Puisi-Puisi Arlindo Fahik

Casey Horner on Unsplash

CINTA DAN BENCI

Aku membencimu dengan cinta patahan rusuk. Terlalu sakit untuk dikenang namun menolak untuk disembunyikan.

Aku mencintaimu dengan sajak-sajak paling miskin. Ingin berkata-kata namun lupa kalau kata-kata bukan penyair.

Sekarang benci adalah perkenalan paling biadab, ketika patahan sayap itu kau kecup penuh lirih. Aku ingin mencintaimu dengan benci setengah dandan. Dan malam seperti musik tanpa birama atau lagu tanpa notasi.

Kini cinta adalah bahasa roh untuk musim ini.

Jakarta, Maret 2021


RINDU

Mengapa bulan harus bersinar
sementara bola matamu kau kunci
dan rindu terlalu lugu untuk disingkap?

Ini bukan persoalan sepele, sayang.
Sejauh kita masih menyimpan doa-doa rindu
dan tangan doa-doa masih sebatas celengan pada kota amal,
maka kita adalah angin penuh lirih pada sudut kota yang hilang.

Ini bukan bulan, sayang.
sebab kita masih bermimpi tentang petuah
tetapi hati terlalu cemas memikirkan kata.

"Akh, kebijaksanaan!"

Aku tak ingin nyanyian air
Aku tak ingin ada api pada puisi
Aku, aku ingin hanya menulis rindu tanpa spasi dan bertele-tele.

Semenjak, itu…
yang kita butuhkan hanya pena untuk menulis lebih banyak sabda atau waktu
sebab rindu yang tulus selalu lebih nikmat daripada cinta yang manis.

Tangerang, Agustus 2021


BIARKAN IA TAMPAK

Ada kala musik lebih cerdik daripada siulan dan dedaunan tidak lagi gemerincing oleh angin.

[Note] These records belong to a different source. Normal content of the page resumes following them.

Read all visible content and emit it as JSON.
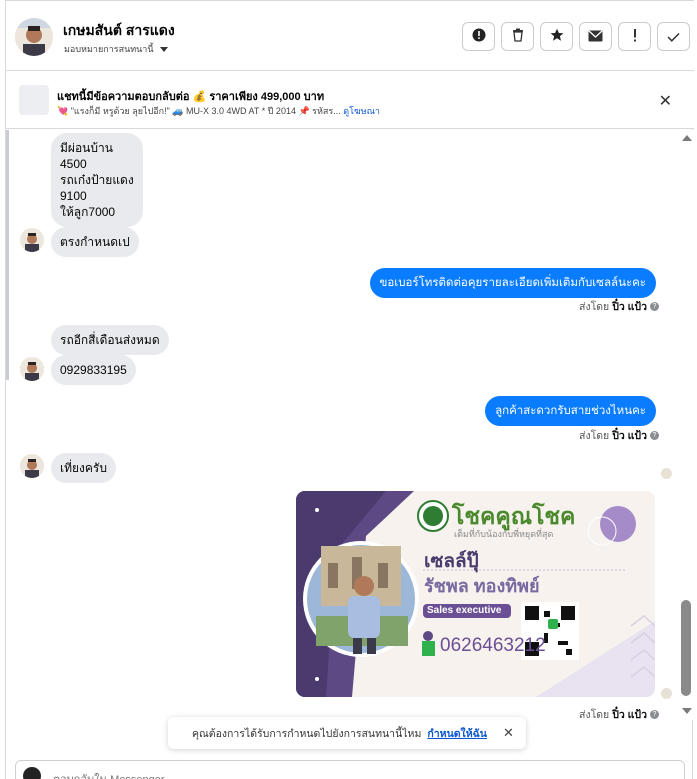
{
  "header": {
    "contact_name": "เกษมสันต์ สารแดง",
    "assign_label": "มอบหมายการสนทนานี้",
    "actions": [
      {
        "name": "report-button",
        "glyph": "!"
      },
      {
        "name": "delete-button",
        "glyph": "🗑"
      },
      {
        "name": "star-button",
        "glyph": "★"
      },
      {
        "name": "mail-button",
        "glyph": "✉"
      },
      {
        "name": "mark-spam-button",
        "glyph": "!"
      },
      {
        "name": "mark-done-button",
        "glyph": "✓"
      }
    ]
  },
  "listing": {
    "title": "แชทนี้มีข้อความตอบกลับต่อ 💰 ราคาเพียง 499,000 บาท",
    "subtitle": "💘 \"แรงก็มี หรูด้วย ลุยไปอีก!\" 🚙 MU-X 3.0 4WD AT * ปี 2014 📌 รหัสร...",
    "link_label": "ดูโฆษณา"
  },
  "messages": {
    "incoming_1": "มีผ่อนบ้าน\n4500\nรถเก๋งป้ายแดง\n9100\nให้ลูก7000",
    "incoming_2": "ตรงกำหนดเป",
    "outgoing_1": "ขอเบอร์โทรติดต่อคุยรายละเอียดเพิ่มเติมกับเซลล์นะคะ",
    "incoming_3": "รถอีกสี่เดือนส่งหมด",
    "incoming_4": "0929833195",
    "outgoing_2": "ลูกค้าสะดวกรับสายช่วงไหนคะ",
    "incoming_5": "เที่ยงครับ"
  },
  "sent_by": {
    "prefix": "ส่งโดย",
    "name": "ปิ๋ว แป้ว"
  },
  "card": {
    "brand": "โชคคูณโชค",
    "tagline": "เต็มที่กับน้องกับพี่หยุดที่สุด",
    "nick": "เซลล์ปุ๊",
    "name": "รัชพล ทองทิพย์",
    "role": "Sales executive",
    "phone": "0626463212"
  },
  "toast": {
    "text": "คุณต้องการได้รับการกำหนดไปยังการสนทนานี้ไหม",
    "link": "กำหนดให้ฉัน"
  },
  "composer": {
    "placeholder": "ตอบกลับใน Messenger"
  },
  "colors": {
    "accent": "#0a7cff",
    "incoming_bubble": "#e9eaed",
    "card_purple": "#6a4f95"
  }
}
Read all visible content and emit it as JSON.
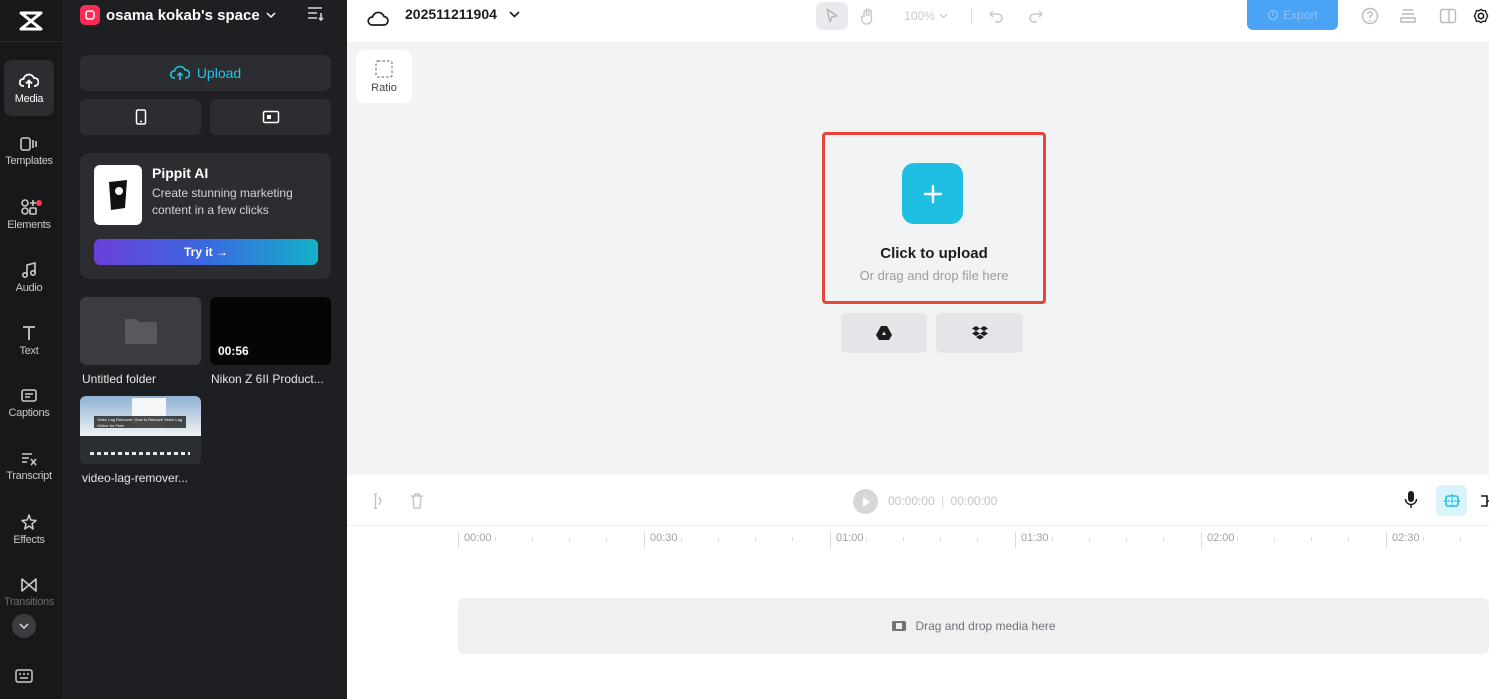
{
  "sidebar": {
    "items": [
      {
        "label": "Media",
        "icon": "cloud-upload-icon"
      },
      {
        "label": "Templates",
        "icon": "templates-icon"
      },
      {
        "label": "Elements",
        "icon": "elements-icon"
      },
      {
        "label": "Audio",
        "icon": "music-note-icon"
      },
      {
        "label": "Text",
        "icon": "text-icon"
      },
      {
        "label": "Captions",
        "icon": "captions-icon"
      },
      {
        "label": "Transcript",
        "icon": "transcript-icon"
      },
      {
        "label": "Effects",
        "icon": "effects-icon"
      },
      {
        "label": "Transitions",
        "icon": "transitions-icon"
      }
    ]
  },
  "panel": {
    "space_name": "osama kokab's space",
    "upload_label": "Upload",
    "promo": {
      "title": "Pippit AI",
      "description": "Create stunning marketing content in a few clicks",
      "button": "Try it →"
    },
    "media": [
      {
        "name": "Untitled folder",
        "kind": "folder"
      },
      {
        "name": "Nikon Z 6II Product...",
        "kind": "video",
        "duration": "00:56"
      },
      {
        "name": "video-lag-remover...",
        "kind": "video",
        "thumb_caption": "Video Lag Remover: How to Remove Video Lag Online for Free"
      }
    ]
  },
  "topbar": {
    "project_name": "202511211904",
    "zoom": "100%",
    "export_label": "Export"
  },
  "canvas": {
    "ratio_label": "Ratio",
    "upload_title": "Click to upload",
    "upload_subtitle": "Or drag and drop file here"
  },
  "timeline": {
    "current_time": "00:00:00",
    "total_time": "00:00:00",
    "ruler": [
      "00:00",
      "00:30",
      "01:00",
      "01:30",
      "02:00",
      "02:30"
    ],
    "drop_text": "Drag and drop media here"
  },
  "colors": {
    "accent": "#1fbfe4",
    "highlight_border": "#e8453a",
    "export": "#4aa3f5"
  }
}
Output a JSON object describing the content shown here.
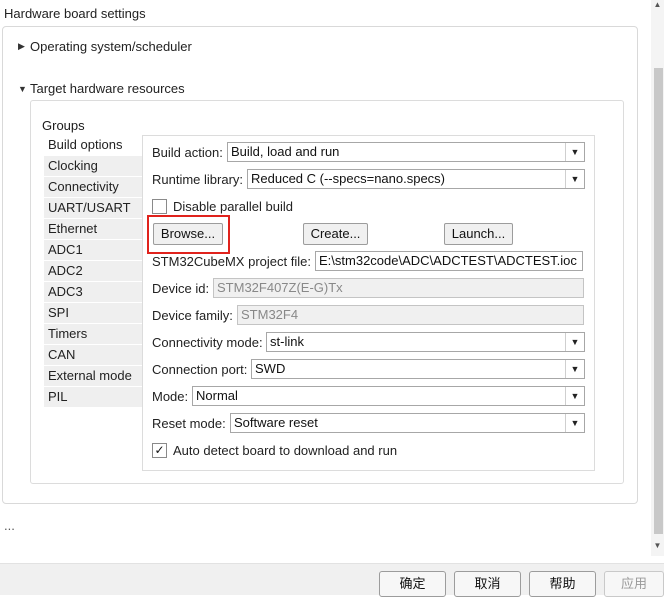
{
  "heading": "Hardware board settings",
  "sections": {
    "os": {
      "label": "Operating system/scheduler",
      "expanded": false
    },
    "target": {
      "label": "Target hardware resources",
      "expanded": true
    }
  },
  "groups": {
    "label": "Groups",
    "items": [
      "Build options",
      "Clocking",
      "Connectivity",
      "UART/USART",
      "Ethernet",
      "ADC1",
      "ADC2",
      "ADC3",
      "SPI",
      "Timers",
      "CAN",
      "External mode",
      "PIL"
    ],
    "selected": "Build options"
  },
  "build": {
    "build_action_label": "Build action:",
    "build_action_value": "Build, load and run",
    "runtime_label": "Runtime library:",
    "runtime_value": "Reduced C (--specs=nano.specs)",
    "disable_parallel_label": "Disable parallel build",
    "browse_label": "Browse...",
    "create_label": "Create...",
    "launch_label": "Launch...",
    "cubemx_label": "STM32CubeMX project file:",
    "cubemx_value": "E:\\stm32code\\ADC\\ADCTEST\\ADCTEST.ioc",
    "device_id_label": "Device id:",
    "device_id_value": "STM32F407Z(E-G)Tx",
    "device_family_label": "Device family:",
    "device_family_value": "STM32F4",
    "conn_mode_label": "Connectivity mode:",
    "conn_mode_value": "st-link",
    "conn_port_label": "Connection port:",
    "conn_port_value": "SWD",
    "mode_label": "Mode:",
    "mode_value": "Normal",
    "reset_label": "Reset mode:",
    "reset_value": "Software reset",
    "auto_detect_label": "Auto detect board to download and run",
    "auto_detect_checked": true,
    "disable_parallel_checked": false
  },
  "ellipsis": "...",
  "footer": {
    "ok": "确定",
    "cancel": "取消",
    "help": "帮助",
    "apply": "应用"
  },
  "colors": {
    "highlight": "#e0221c"
  },
  "icons": {
    "collapsed": "triangle-right",
    "expanded": "triangle-down",
    "dropdown": "chevron-down",
    "check": "check-mark"
  }
}
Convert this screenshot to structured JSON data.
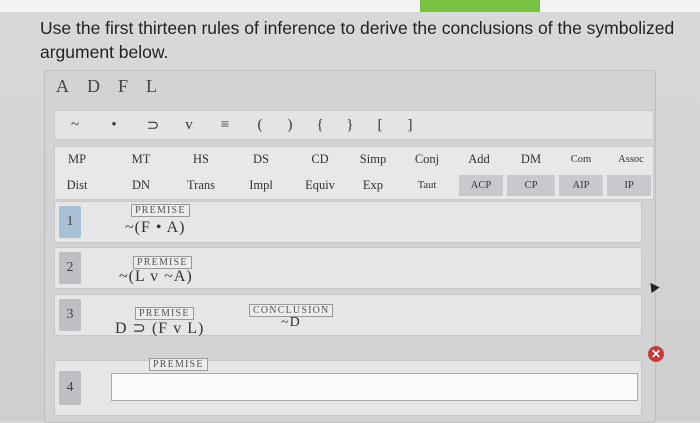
{
  "question": "Use the first thirteen rules of inference to derive the conclusions of the symbolized argument below.",
  "variables": [
    "A",
    "D",
    "F",
    "L"
  ],
  "symbols": [
    "~",
    "•",
    "⊃",
    "v",
    "≡",
    "(",
    ")",
    "{",
    "}",
    "[",
    "]"
  ],
  "rules_row1": [
    "MP",
    "MT",
    "HS",
    "DS",
    "CD",
    "Simp",
    "Conj",
    "Add",
    "DM",
    "Com",
    "Assoc"
  ],
  "rules_row2": [
    "Dist",
    "DN",
    "Trans",
    "Impl",
    "Equiv",
    "Exp",
    "Taut",
    "ACP",
    "CP",
    "AIP",
    "IP"
  ],
  "lines": [
    {
      "num": "1",
      "tag": "PREMISE",
      "formula": "~(F • A)"
    },
    {
      "num": "2",
      "tag": "PREMISE",
      "formula": "~(L v ~A)"
    },
    {
      "num": "3",
      "tag": "PREMISE",
      "formula": "D ⊃ (F v L)",
      "conclusion_tag": "CONCLUSION",
      "conclusion": "~D"
    },
    {
      "num": "4",
      "tag": "PREMISE",
      "formula": ""
    }
  ],
  "delete_icon": "x-circle-icon",
  "accent": "#c93a3a"
}
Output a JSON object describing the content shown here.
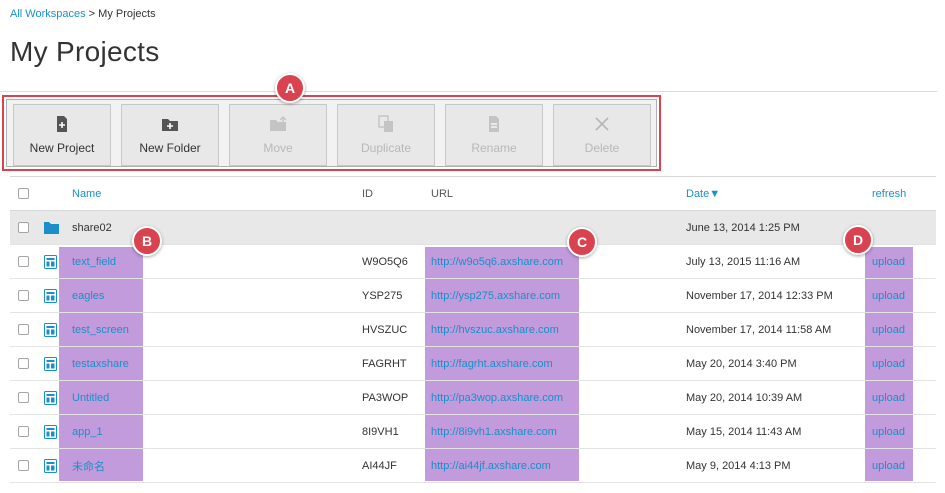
{
  "breadcrumb": {
    "root": "All Workspaces",
    "separator": " > ",
    "current": "My Projects"
  },
  "page": {
    "title": "My Projects"
  },
  "toolbar": {
    "buttons": [
      {
        "label": "New Project",
        "icon": "new-project-icon",
        "enabled": true
      },
      {
        "label": "New Folder",
        "icon": "new-folder-icon",
        "enabled": true
      },
      {
        "label": "Move",
        "icon": "move-icon",
        "enabled": false
      },
      {
        "label": "Duplicate",
        "icon": "duplicate-icon",
        "enabled": false
      },
      {
        "label": "Rename",
        "icon": "rename-icon",
        "enabled": false
      },
      {
        "label": "Delete",
        "icon": "delete-icon",
        "enabled": false
      }
    ]
  },
  "badges": {
    "a": "A",
    "b": "B",
    "c": "C",
    "d": "D"
  },
  "table": {
    "headers": {
      "name": "Name",
      "id": "ID",
      "url": "URL",
      "date": "Date▼",
      "refresh": "refresh"
    },
    "folder": {
      "name": "share02",
      "date": "June 13, 2014 1:25 PM"
    },
    "rows": [
      {
        "name": "text_field",
        "id": "W9O5Q6",
        "url": "http://w9o5q6.axshare.com",
        "date": "July 13, 2015 11:16 AM",
        "action": "upload"
      },
      {
        "name": "eagles",
        "id": "YSP275",
        "url": "http://ysp275.axshare.com",
        "date": "November 17, 2014 12:33 PM",
        "action": "upload"
      },
      {
        "name": "test_screen",
        "id": "HVSZUC",
        "url": "http://hvszuc.axshare.com",
        "date": "November 17, 2014 11:58 AM",
        "action": "upload"
      },
      {
        "name": "testaxshare",
        "id": "FAGRHT",
        "url": "http://fagrht.axshare.com",
        "date": "May 20, 2014 3:40 PM",
        "action": "upload"
      },
      {
        "name": "Untitled",
        "id": "PA3WOP",
        "url": "http://pa3wop.axshare.com",
        "date": "May 20, 2014 10:39 AM",
        "action": "upload"
      },
      {
        "name": "app_1",
        "id": "8I9VH1",
        "url": "http://8i9vh1.axshare.com",
        "date": "May 15, 2014 11:43 AM",
        "action": "upload"
      },
      {
        "name": "未命名",
        "id": "AI44JF",
        "url": "http://ai44jf.axshare.com",
        "date": "May 9, 2014 4:13 PM",
        "action": "upload"
      }
    ]
  },
  "colors": {
    "accent": "#1a8fc9",
    "badge": "#d9434f",
    "highlight": "#b78ad6"
  }
}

Apabila cinta adalah kepastian maka biarkanlah ia menampakkan diri apa adanya,

tidak perlu mengajarkan membaca, berpuisi atau mengerti mengapa matahari harus bersinar di pagi hari sementara tidak sedikit orang memandang tanpa keraguan apakah sinar itu datang karena matahari atau ia bersinar karena memang ia adalah matahari?

Biarkanlah ia tampak tanpa umpama-umpama atau telanjang tanpa busana-busana, karena sampai kapanpun kita tidak akan pernah mencintainya dengan paham.

Tangerang, Desember 2021

PASIR

Orang lebih mudah menulis rindu di atas pasir dan duduk pada buih-buih ombak ketika nafas dalam dadamu kau impitkan pada bibir dan dirimu seperti biduan di atas panggung. Menari tak henti, menangis tak henti, atau menulis lagu sesudah bait-bait puisi kau tuangkan begitu saja.

Entah siapa saksinya!

Setiap lorong yang kita jumpai tidak lebih dari kesaksian-kesaksian orang-orang dulu yang pada masanya menuduh ombak sebagai pemusnah rindu di atas pasir atau ramalan sakral milik orang-orang suci.

Menulis namamu tak seindah malam memeluk pagi atau matahari menghitung dahan-dahan mawar sebelum angin menghempaskan aromanya.

Sebuah kisah bermakna atau sejati, tidak cukup sehari atau sebulan atau setahun atau sebatas ujung kaki sampai ujung rambut, karena yang terhitung jumlahnya tidak menyisakan makna selain sibuk menghitung-hitung; kapan umur angin dari dulu sampai sekarang? Atau kapan ombak benci pada pasir dan air laut menolak senja yang terlalu lugu?

Kotabumi, Januari 2022

Arlindo Fahik

Lahir di Besikama, 22 Januari 1994. Pendidikan S1 diselesaikan di Sekolah Tinggi Filsafat Driyarkara, Jakarta pada tahun 2018. Selain membaca dan menulis puisi di malam hari, ia adalah penyuka kopi tanpa gula. Saat ini berdomisili di Tangerang, Kotabumi.